According to Srinivasan, the fall out in corporate business due to economic slowdown would be more than compensated by the premium hike in fire insurance. The insureds may also demand a reduction in fire insurance premium as their units were not operational for more than a month.
Srinivasan said even the airlines can demand premium refund for "lay-up period' as their entire fleet has been grounded for more than a month.
On the claims side there is good and bad news for the insurers. The good news is that claims under motor and property business lines may come down due to total or partial lockdown.
The bad news is that health insurance claims out go due to Covid-19 may increase with more infections happening this fiscal, Srinivasan said.

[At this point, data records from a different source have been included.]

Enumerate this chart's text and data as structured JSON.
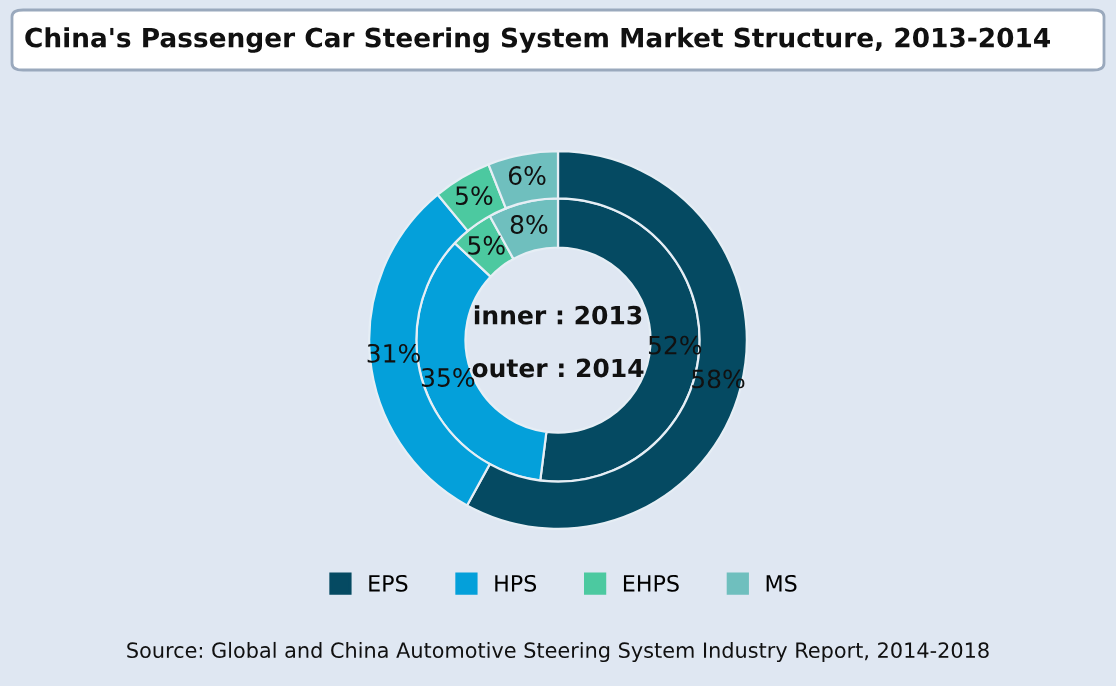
{
  "chart_data": {
    "type": "donut",
    "title": "China's Passenger Car Steering System Market Structure, 2013-2014",
    "categories": [
      "EPS",
      "HPS",
      "EHPS",
      "MS"
    ],
    "colors": [
      "#054a62",
      "#04a0da",
      "#4cc9a0",
      "#6fbfbe"
    ],
    "series": [
      {
        "values": [
          52,
          35,
          5,
          8
        ],
        "value_labels": [
          "52%",
          "35%",
          "5%",
          "8%"
        ]
      },
      {
        "values": [
          58,
          31,
          5,
          6
        ],
        "value_labels": [
          "58%",
          "31%",
          "5%",
          "6%"
        ]
      }
    ],
    "data_labels": true,
    "legend": "bottom",
    "annotations": [
      "inner : 2013",
      "outer : 2014",
      "Source: Global and China Automotive Steering System Industry Report, 2014-2018"
    ]
  }
}
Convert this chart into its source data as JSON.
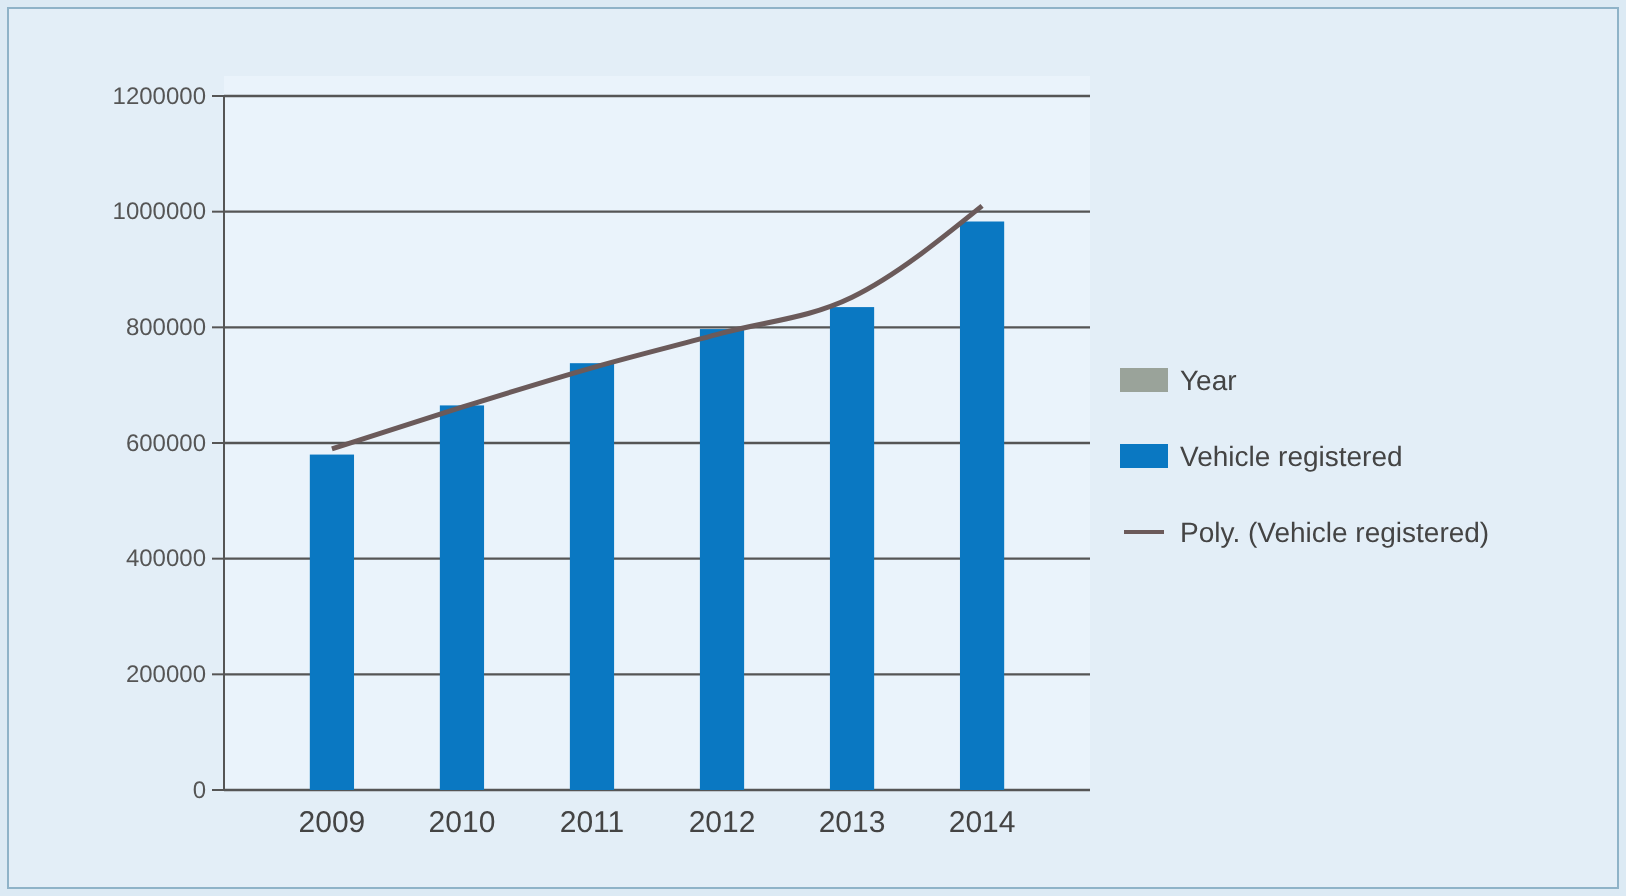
{
  "chart_data": {
    "type": "bar",
    "categories": [
      "2009",
      "2010",
      "2011",
      "2012",
      "2013",
      "2014"
    ],
    "series": [
      {
        "name": "Year",
        "color": "#9aa39a",
        "values": [
          null,
          null,
          null,
          null,
          null,
          null
        ]
      },
      {
        "name": "Vehicle registered",
        "color": "#0a78c2",
        "values": [
          580000,
          665000,
          738000,
          797000,
          835000,
          983000
        ]
      },
      {
        "name": "Poly. (Vehicle registered)",
        "type": "line",
        "color": "#6b5a5a",
        "values": [
          590000,
          662000,
          730000,
          790000,
          852000,
          1010000
        ]
      }
    ],
    "ylim": [
      0,
      1200000
    ],
    "yticks": [
      0,
      200000,
      400000,
      600000,
      800000,
      1000000,
      1200000
    ],
    "grid": "y",
    "legend": "right",
    "marker": "none",
    "line_style": "solid"
  }
}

"A total of about 790 claims amounting to about Rs 15.75 crore for Covid-19 have been lodged with the non-life insurers across the country till April 30," an industry official told IANS.
With most of the general insurers are posting net profits due to investment income, the slump in the stock markets and the drop in the interest rates will impact their earnings. The Covid-19 has its impact on the stock markets and in turn on the general insurers, said Bhalerao.
According to National Insurance Academy's report, companies whose solvency is borderline would be under pressure to bring in more capital.
In this regard, the Indian insurance regulator has advised all the industry players not to declare dividend out of the FY20 profits.